Non solo austerità. E mentre a Roma e Berlino l’attenzione è concentrata principalmente su Madrid e si discute di tagli e austerità a Quito, in Ecuador, dal 6 al 8 giugno si è tenuta la prima edizione della conferenza internazionale sulle alternative di sviluppo sostenibile che ha visto la partecipazione di circa 600 persone con più di 100 relazioni da parte di accademici e membri di organizzazioni non governative provenienti da tutto il mondo. Una manifestazione che ha anche un po’ d’Italia visto che a pensarla e a coordinarla è stata Federica Zaccagnini, una 32enne romana dottore di ricerca in economia dello sviluppo a Roma Tre.
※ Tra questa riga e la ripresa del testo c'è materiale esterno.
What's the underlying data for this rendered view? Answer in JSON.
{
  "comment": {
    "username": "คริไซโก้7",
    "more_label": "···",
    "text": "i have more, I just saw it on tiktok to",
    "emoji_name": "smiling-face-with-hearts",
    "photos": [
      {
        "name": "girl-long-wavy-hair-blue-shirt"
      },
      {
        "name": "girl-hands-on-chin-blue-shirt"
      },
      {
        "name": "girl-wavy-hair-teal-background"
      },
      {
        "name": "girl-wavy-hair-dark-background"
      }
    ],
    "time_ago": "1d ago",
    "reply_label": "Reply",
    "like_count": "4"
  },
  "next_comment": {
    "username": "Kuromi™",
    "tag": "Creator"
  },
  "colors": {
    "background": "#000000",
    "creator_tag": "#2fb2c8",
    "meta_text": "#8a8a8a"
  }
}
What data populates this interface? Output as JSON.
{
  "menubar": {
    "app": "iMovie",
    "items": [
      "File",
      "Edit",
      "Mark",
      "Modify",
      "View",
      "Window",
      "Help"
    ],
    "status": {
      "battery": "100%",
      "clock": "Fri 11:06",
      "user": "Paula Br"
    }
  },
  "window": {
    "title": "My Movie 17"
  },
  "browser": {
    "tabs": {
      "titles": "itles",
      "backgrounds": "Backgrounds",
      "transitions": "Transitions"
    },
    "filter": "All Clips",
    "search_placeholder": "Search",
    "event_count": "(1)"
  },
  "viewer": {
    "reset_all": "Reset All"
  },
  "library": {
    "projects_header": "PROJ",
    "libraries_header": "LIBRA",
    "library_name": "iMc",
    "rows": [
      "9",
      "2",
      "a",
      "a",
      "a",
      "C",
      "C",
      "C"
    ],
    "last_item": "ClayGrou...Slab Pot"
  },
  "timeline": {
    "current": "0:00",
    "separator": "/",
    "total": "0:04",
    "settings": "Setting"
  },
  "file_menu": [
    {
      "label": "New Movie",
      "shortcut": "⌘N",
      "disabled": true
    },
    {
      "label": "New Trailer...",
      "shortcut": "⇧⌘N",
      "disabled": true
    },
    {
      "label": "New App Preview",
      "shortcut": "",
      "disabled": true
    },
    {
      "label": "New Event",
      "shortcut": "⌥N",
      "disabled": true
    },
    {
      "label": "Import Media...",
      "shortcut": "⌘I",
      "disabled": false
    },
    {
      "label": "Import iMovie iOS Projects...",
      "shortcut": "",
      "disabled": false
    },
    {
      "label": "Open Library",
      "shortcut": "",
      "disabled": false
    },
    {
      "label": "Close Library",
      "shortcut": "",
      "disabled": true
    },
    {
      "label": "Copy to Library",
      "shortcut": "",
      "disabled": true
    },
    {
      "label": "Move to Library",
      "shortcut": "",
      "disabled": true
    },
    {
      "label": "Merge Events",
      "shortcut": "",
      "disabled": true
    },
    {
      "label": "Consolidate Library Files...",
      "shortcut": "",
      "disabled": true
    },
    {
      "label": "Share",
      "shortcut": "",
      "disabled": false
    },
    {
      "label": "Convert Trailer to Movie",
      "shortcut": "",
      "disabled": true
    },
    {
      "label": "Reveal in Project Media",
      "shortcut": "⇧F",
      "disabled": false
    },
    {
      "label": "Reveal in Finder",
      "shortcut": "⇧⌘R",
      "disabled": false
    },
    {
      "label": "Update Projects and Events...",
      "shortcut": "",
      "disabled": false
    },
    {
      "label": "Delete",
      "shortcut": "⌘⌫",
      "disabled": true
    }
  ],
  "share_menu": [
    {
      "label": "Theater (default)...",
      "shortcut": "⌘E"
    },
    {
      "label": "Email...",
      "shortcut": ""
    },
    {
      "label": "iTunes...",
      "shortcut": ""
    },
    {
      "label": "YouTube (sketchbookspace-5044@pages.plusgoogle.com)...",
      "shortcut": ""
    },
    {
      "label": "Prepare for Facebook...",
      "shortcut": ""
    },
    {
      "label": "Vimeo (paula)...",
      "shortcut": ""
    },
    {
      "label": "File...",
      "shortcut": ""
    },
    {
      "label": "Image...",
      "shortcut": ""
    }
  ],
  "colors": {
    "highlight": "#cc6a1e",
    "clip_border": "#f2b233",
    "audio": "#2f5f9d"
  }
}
Il tema al centro delle relazioni dei partecipanti era il buen vivir, una parola spagnola il cui significato in italiano è viver bene e che riprende l’espressione Quecha “Sumak kawsay”. Espressione quest’ultima che forse può sembrare assai esotica e che probabilmente farà sorridere gli economisti cosiddetti tradizionali ma che dal 2008 è presente nella costituzione ecuadoriana e che può essere sintetizzata come la ricerca di armonia e benessere collettivo con la natura. Un tentativo, il buen vivir, di disegnare una nuova prospettiva di cambiamento sociale, a partire da una visione plurinazionale e interculturale che partendo dalle esperienze delle comunità indigene pone una particolare attenzione a “madre natura” (pachamama) non più vista come semplice mezzo per raggiungere il benessere ma che diviene essa stessa fine ultimo. Un passaggio questo che distingue nettamente il buen vivir da altri approcci eterodossi emersi negli anni recenti. L’Ecuador sta cercando non senza difficoltà di trasferire il buen vivir in prassi politica. Il piano nazionale 2009-2013 cerca di rendere operative alcune delle idee del buen vivir. Ma l’attuazione delle politiche è spesso assai più complessa e controversa di quanto la teoria a volte lasci intravedere. Le recenti proteste delle comunità indigene contro l’apertura di una miniera e le continue polemiche sulle trivellazioni in amazzonia evidenziano bene la complessità del processo in corso. Del resto i proventi del petrolio che rappresentano una componente consistente del PIL ecuadoriano hanno permesso negli ultimi anni di diminuire il numero dei poveri e aumentare la scolarizzazione nel paese andino.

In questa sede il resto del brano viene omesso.